Escenas de caza con fondo de Bach


 

Angustia es una palabra que Edgar Borges reitera con frecuencia en El olvido de Bruno (Ed. Carena). También miedo o frío. Y un frío que a veces atraviesa el cerebro; precisamente el cerebro, como si ya no quedase rastro del corazón. Cuando alguien no es capaz de hacer su vida, y conectar con sus fantasmas más íntimos, es una leyenda temer que está condenado a oír voces. Porque no es capaz de vivir por dentro su nombre, ha de repetirlo para que su historia se vuelva a reiniciar. Bruno tiene rota la conexión entre el intelecto y las emociones, y esto ya parece un mal general. De algún modo, también esa es la dolencia de los vecinos que rodean al antiguo querido librero, hoy acosado por una horda que le interroga a distancia. En este punto, la novela de Borges es una advertencia sobre la niebla que nos amenaza.

 

Bruno representa, y esto nos resulta vagamente familiar, la soledad de alguien que tiene que llamarse a sí mismo para volver de algún modo a la existencia. Ni siquiera sus mujeres –Eliana, Amanda– o sus pocos amigos como Lisandro consiguen sacarle de una nebulosa donde, para sobrevivir, se ha de boxear con los que son poco más que moscas.

 

Todo viaje es «literario», tanto en el sentido de que desplaza jalones en la narración de nuestra propia vida cuanto en el que mezcla las lilas de nuestra ilusión con la tierra muerta de nuestros viejos fantasmas.

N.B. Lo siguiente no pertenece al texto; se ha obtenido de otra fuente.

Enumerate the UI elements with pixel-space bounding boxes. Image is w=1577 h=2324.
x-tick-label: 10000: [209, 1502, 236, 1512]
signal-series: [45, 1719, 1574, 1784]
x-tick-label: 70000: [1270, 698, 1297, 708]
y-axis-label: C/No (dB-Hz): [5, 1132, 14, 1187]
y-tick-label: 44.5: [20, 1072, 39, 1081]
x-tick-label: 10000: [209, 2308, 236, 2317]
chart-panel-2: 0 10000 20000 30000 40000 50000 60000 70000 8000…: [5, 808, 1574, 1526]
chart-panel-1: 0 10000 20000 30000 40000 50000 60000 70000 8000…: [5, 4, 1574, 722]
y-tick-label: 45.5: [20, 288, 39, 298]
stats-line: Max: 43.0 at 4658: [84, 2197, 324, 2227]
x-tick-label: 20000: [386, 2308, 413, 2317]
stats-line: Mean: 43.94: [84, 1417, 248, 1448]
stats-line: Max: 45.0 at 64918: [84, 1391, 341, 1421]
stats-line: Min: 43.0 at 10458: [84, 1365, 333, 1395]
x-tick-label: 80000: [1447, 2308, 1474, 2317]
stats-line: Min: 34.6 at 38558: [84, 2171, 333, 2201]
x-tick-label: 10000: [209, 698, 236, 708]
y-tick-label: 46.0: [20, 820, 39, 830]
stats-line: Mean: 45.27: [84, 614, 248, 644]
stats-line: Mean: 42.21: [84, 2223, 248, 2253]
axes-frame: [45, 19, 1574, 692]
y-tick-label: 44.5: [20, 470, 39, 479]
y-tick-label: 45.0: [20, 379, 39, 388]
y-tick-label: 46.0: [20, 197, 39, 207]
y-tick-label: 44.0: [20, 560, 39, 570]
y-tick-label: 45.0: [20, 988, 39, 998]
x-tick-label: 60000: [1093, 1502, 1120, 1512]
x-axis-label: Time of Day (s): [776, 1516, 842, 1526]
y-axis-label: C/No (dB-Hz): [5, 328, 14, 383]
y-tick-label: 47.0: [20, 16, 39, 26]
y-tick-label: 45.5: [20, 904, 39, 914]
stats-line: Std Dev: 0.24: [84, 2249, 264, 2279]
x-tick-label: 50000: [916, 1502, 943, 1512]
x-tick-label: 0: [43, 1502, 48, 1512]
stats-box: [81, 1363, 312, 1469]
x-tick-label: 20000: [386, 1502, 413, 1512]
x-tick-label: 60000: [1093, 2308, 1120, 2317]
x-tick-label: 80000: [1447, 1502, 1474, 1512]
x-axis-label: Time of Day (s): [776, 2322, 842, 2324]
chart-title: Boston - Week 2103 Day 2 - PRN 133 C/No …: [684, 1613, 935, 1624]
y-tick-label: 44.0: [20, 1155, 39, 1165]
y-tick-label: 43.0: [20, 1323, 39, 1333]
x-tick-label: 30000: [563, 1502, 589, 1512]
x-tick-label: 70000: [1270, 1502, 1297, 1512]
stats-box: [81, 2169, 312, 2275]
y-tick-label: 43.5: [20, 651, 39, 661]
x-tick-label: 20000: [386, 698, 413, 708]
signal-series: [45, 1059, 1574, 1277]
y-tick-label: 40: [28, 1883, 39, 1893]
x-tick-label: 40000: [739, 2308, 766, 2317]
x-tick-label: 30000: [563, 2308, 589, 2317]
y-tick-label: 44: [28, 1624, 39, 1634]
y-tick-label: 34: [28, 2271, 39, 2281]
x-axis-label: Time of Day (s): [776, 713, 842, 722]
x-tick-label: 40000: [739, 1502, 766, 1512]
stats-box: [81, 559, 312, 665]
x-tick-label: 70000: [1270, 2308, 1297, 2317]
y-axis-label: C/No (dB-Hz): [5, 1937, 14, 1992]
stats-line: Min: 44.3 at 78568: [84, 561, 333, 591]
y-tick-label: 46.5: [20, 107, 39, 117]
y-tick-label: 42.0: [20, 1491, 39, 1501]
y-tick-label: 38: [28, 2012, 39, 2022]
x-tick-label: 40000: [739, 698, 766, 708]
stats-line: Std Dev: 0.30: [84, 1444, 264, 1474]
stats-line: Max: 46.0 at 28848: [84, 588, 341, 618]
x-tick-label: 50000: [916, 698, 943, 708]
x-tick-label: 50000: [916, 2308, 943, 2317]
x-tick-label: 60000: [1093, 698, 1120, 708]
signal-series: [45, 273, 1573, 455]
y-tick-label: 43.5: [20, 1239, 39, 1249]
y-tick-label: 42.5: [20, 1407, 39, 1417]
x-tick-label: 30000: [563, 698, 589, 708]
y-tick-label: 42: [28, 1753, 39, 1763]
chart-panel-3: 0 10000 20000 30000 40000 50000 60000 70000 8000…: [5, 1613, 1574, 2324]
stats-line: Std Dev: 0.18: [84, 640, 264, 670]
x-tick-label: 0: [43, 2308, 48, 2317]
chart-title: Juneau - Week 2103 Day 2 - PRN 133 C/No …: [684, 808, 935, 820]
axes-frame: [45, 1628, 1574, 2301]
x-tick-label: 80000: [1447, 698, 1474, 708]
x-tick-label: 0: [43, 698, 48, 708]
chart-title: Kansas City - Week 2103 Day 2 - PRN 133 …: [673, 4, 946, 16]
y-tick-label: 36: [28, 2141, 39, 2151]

En cualquier viaje toda constelación de signos que preside nuestro Olimpo de creencias puede verse afectada. Se ha dicho incluso que de un auténtico viaje nunca se vuelve, puesto que remueve los cimientos de lo natal, incluyendo las más íntimas convicciones.

 

A la inversa, toda literatura es un viaje, tal vez por eso la lectura decae en medio de este sedentarismo global. Leer no es simplemente un ejercicio intelectual o literario, más bien desplaza físicamente el territorio mental por el que transitamos. No somos lo que leemos, leemos lo que somos. Si Alonso Quijano acaba trastornado con la lectura es porque, por dentro, ya le recorrían sombras de caballería.

 

Simplemente habitar, vivir la sede donde nos hemos instalado, es un viaje constante. Paseamos para reconocer los detalles de nuestro sitio, comprobar sus cambios y mezclar de otro modo sus marcas. No es solamente que, para los hombres, el horizonte siempre se desplace al caminar. Al depender toda solidez de la perspectiva mental que la abarca, se puede decir que nosotros difícilmente tenemos suelo firme. Como habitamos un territorio cargado de símbolos, nuestro destino, sin salir del más amable de los valles, incluye un nomadismo continuo. De ahí las fiebre y las visiones del más modesto o apocado de los hombres. En este justo punto resuena una vieja pregunta griega que alcanza a Nietzsche: ¿Cómo llegar a ser lo que ya se es?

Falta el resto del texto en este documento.